4. Homeland Iraq Year Zero
This award-winning documentary from Iraq-born filmmaker Abbas Fahdel, manages to convey the hardships and triumphs of everyday people in Iraq. Viewers will not only be moved but shocked by the differences between this movie and media coverage of this heartbreaking tale. The documentary is separated into two parts. Part one showcases everyday life in Iraq under Saddam that although it was not easy, at times, it was at least normal-ish. The second part is once the U.S. invades, and it shows the Iraqi view of the conflict and the American presence. In the American media, our soldiers were portrayed as liberators and a great hope for Iraq, but this documentary reveals the true story.
5. American Arab
In this “coming-of-Arab” documentary, director Usama Alshaibi looks at Arab identity in a post-9/11 America through his own life story. Alshaibi immigrated to America as a child with his parents and older siblings from Iraq. Throughout the film, he talks to a diverse group of other Arab-Americans. With all of the racism, stereotyping, and prejudice Arab Americans have faced before and after 9/11, this film is crucially important to shed light on these often underreported biases against Arab Americans. It is a powerful and well-done documentary, a must-see.
6. Tiny Souls
After escaping the Syrian war, a free-spirited 9-year old and her family must navigate confined life when stranded in Zaatari Refugee Camp, Jordan. Over four years, the director follows her characters’ lives within barb-wired camp walls, capturing the resilient shift from childhood to adolescence, along with many states of adaptation and survival in between, leading up to the eventual clash that threatens their fate. This documentary gives a view into the life in refugee camps for children growing up, how they suffer, but also where they find hope and joy. It is an important film to see as it provides a unique perspective rarely shared in the media.
7. The Square
A powerful story getting behind the scenes and personal about both: the winter of 2011, when crowds of protesters gathered in Tahrir Square to demand the removal of President Hosni Mubarak, and the summer of 2013, when the army ousted his successor, Mohamed Morsi, and began a violent campaign against his followers in the Muslim Brotherhood. These events were widely covered, but the personal side of those involved was only slightly shared. “The Square” records the gruesome collision of utopian aspirations with cold political realities but also acknowledges that change can be long and slow. It sheds an important light on Egypt and is very powerful and necessary to watch.
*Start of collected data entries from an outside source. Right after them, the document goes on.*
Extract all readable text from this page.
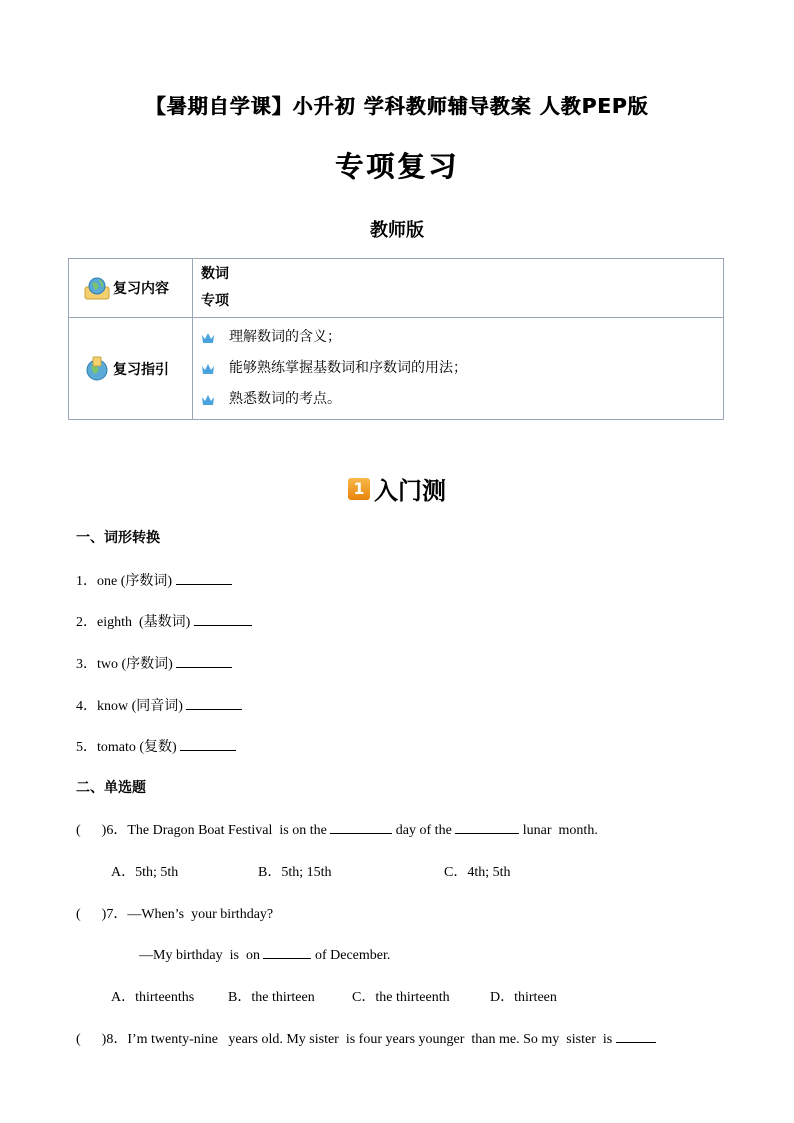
【暑期自学课】小升初 学科教师辅导教案 人教PEP版
专项复习
教师版
复习内容	数词
专项

复习指引	理解数词的含义；
能够熟练掌握基数词和序数词的用法；
熟悉数词的考点。
1 入门测
一、词形转换
1．one (序数词)
2．eighth  (基数词)
3．two (序数词)
4．know (同音词)
5．tomato (复数)
二、单选题
(      )6．The Dragon Boat Festival  is on the	day of the	lunar  month.
A．5th; 5th	B．5th; 15th	C．4th; 5th
(      )7．—When’s  your birthday?
—My birthday  is  on	of December.
A．thirteenths B．the thirteen	C．the thirteenth	D．thirteen
(      )8．I’m twenty-nine   years old. My sister  is four years younger  than me. So my  sister  is
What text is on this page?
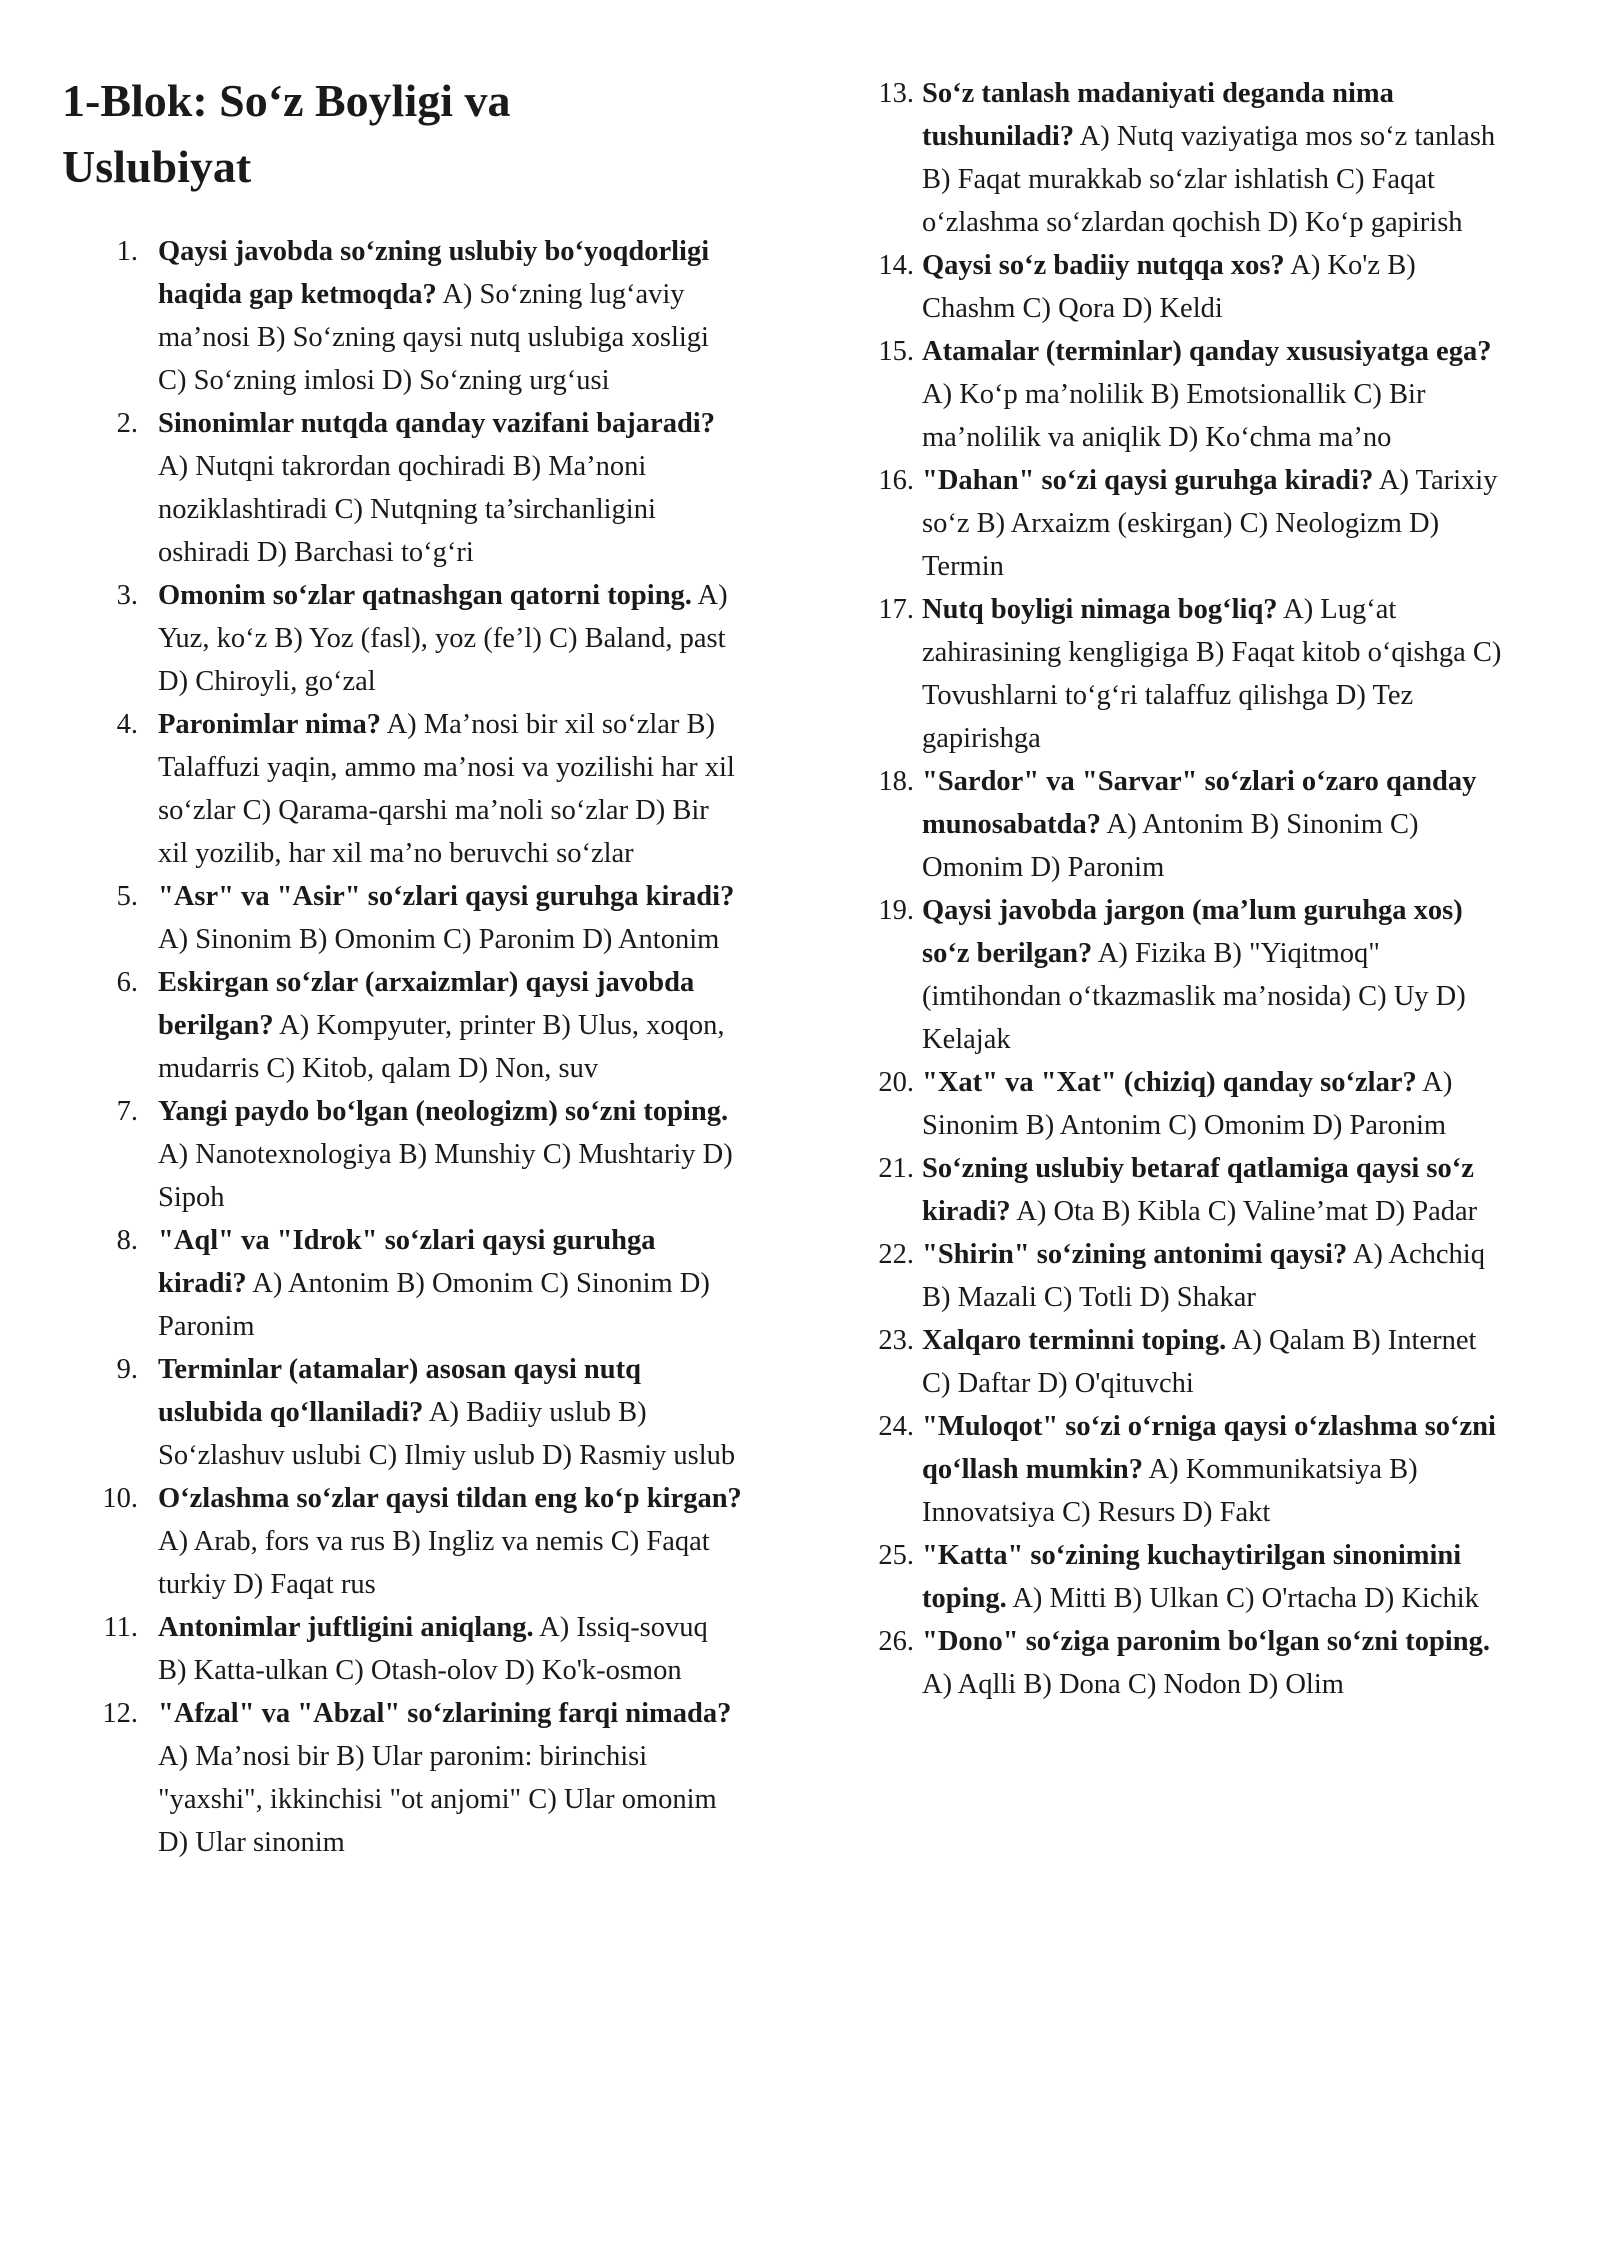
1-Blok: So‘z Boyligi va Uslubiyat
1. Qaysi javobda so‘zning uslubiy bo‘yoqdorligi haqida gap ketmoqda? A) So‘zning lug‘aviy ma’nosi B) So‘zning qaysi nutq uslubiga xosligi C) So‘zning imlosi D) So‘zning urg‘usi
2. Sinonimlar nutqda qanday vazifani bajaradi? A) Nutqni takrordan qochiradi B) Ma’noni noziklashtiradi C) Nutqning ta’sirchanligini oshiradi D) Barchasi to‘g‘ri
3. Omonim so‘zlar qatnashgan qatorni toping. A) Yuz, ko‘z B) Yoz (fasl), yoz (fe’l) C) Baland, past D) Chiroyli, go‘zal
4. Paronimlar nima? A) Ma’nosi bir xil so‘zlar B) Talaffuzi yaqin, ammo ma’nosi va yozilishi har xil so‘zlar C) Qarama-qarshi ma’noli so‘zlar D) Bir xil yozilib, har xil ma’no beruvchi so‘zlar
5. "Asr" va "Asir" so‘zlari qaysi guruhga kiradi? A) Sinonim B) Omonim C) Paronim D) Antonim
6. Eskirgan so‘zlar (arxaizmlar) qaysi javobda berilgan? A) Kompyuter, printer B) Ulus, xoqon, mudarris C) Kitob, qalam D) Non, suv
7. Yangi paydo bo‘lgan (neologizm) so‘zni toping. A) Nanotexnologiya B) Munshiy C) Mushtariy D) Sipoh
8. "Aql" va "Idrok" so‘zlari qaysi guruhga kiradi? A) Antonim B) Omonim C) Sinonim D) Paronim
9. Terminlar (atamalar) asosan qaysi nutq uslubida qo‘llaniladi? A) Badiiy uslub B) So‘zlashuv uslubi C) Ilmiy uslub D) Rasmiy uslub
10. O‘zlashma so‘zlar qaysi tildan eng ko‘p kirgan? A) Arab, fors va rus B) Ingliz va nemis C) Faqat turkiy D) Faqat rus
11. Antonimlar juftligini aniqlang. A) Issiq-sovuq B) Katta-ulkan C) Otash-olov D) Ko'k-osmon
12. "Afzal" va "Abzal" so‘zlarining farqi nimada? A) Ma’nosi bir B) Ular paronim: birinchisi "yaxshi", ikkinchisi "ot anjomi" C) Ular omonim D) Ular sinonim
13. So‘z tanlash madaniyati deganda nima tushuniladi? A) Nutq vaziyatiga mos so‘z tanlash B) Faqat murakkab so‘zlar ishlatish C) Faqat o‘zlashma so‘zlardan qochish D) Ko‘p gapirish
14. Qaysi so‘z badiiy nutqqa xos? A) Ko'z B) Chashm C) Qora D) Keldi
15. Atamalar (terminlar) qanday xususiyatga ega? A) Ko‘p ma’nolilik B) Emotsionallik C) Bir ma’nolilik va aniqlik D) Ko‘chma ma’no
16. "Dahan" so‘zi qaysi guruhga kiradi? A) Tarixiy so‘z B) Arxaizm (eskirgan) C) Neologizm D) Termin
17. Nutq boyligi nimaga bog‘liq? A) Lug‘at zahirasining kengligiga B) Faqat kitob o‘qishga C) Tovushlarni to‘g‘ri talaffuz qilishga D) Tez gapirishga
18. "Sardor" va "Sarvar" so‘zlari o‘zaro qanday munosabatda? A) Antonim B) Sinonim C) Omonim D) Paronim
19. Qaysi javobda jargon (ma’lum guruhga xos) so‘z berilgan? A) Fizika B) "Yiqitmoq" (imtihondan o‘tkazmaslik ma’nosida) C) Uy D) Kelajak
20. "Xat" va "Xat" (chiziq) qanday so‘zlar? A) Sinonim B) Antonim C) Omonim D) Paronim
21. So‘zning uslubiy betaraf qatlamiga qaysi so‘z kiradi? A) Ota B) Kibla C) Valine’mat D) Padar
22. "Shirin" so‘zining antonimi qaysi? A) Achchiq B) Mazali C) Totli D) Shakar
23. Xalqaro terminni toping. A) Qalam B) Internet C) Daftar D) O'qituvchi
24. "Muloqot" so‘zi o‘rniga qaysi o‘zlashma so‘zni qo‘llash mumkin? A) Kommunikatsiya B) Innovatsiya C) Resurs D) Fakt
25. "Katta" so‘zining kuchaytirilgan sinonimini toping. A) Mitti B) Ulkan C) O'rtacha D) Kichik
26. "Dono" so‘ziga paronim bo‘lgan so‘zni toping. A) Aqlli B) Dona C) Nodon D) Olim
8. A Thousand and One Journeys: The Arab Americans
This documentary from director Abe Kasbo explores the little known history of Arabs in the United States over the past 200 years. The film examines Arabs’ unique immigrant experience and searches for the American dream through the personal stories of influential members of the Arab-American community such as actor Jamie Farr, presidential candidate Ralph Nader, Pulitzer-prize winning journalist Anthony Shadid and comedian Maysoon Zayid. This film gives great insight into the accomplishments of Arabs in America, many of which are not well known. It is a strongly personal and important film for non-Arab Americans and Arab Americans alike.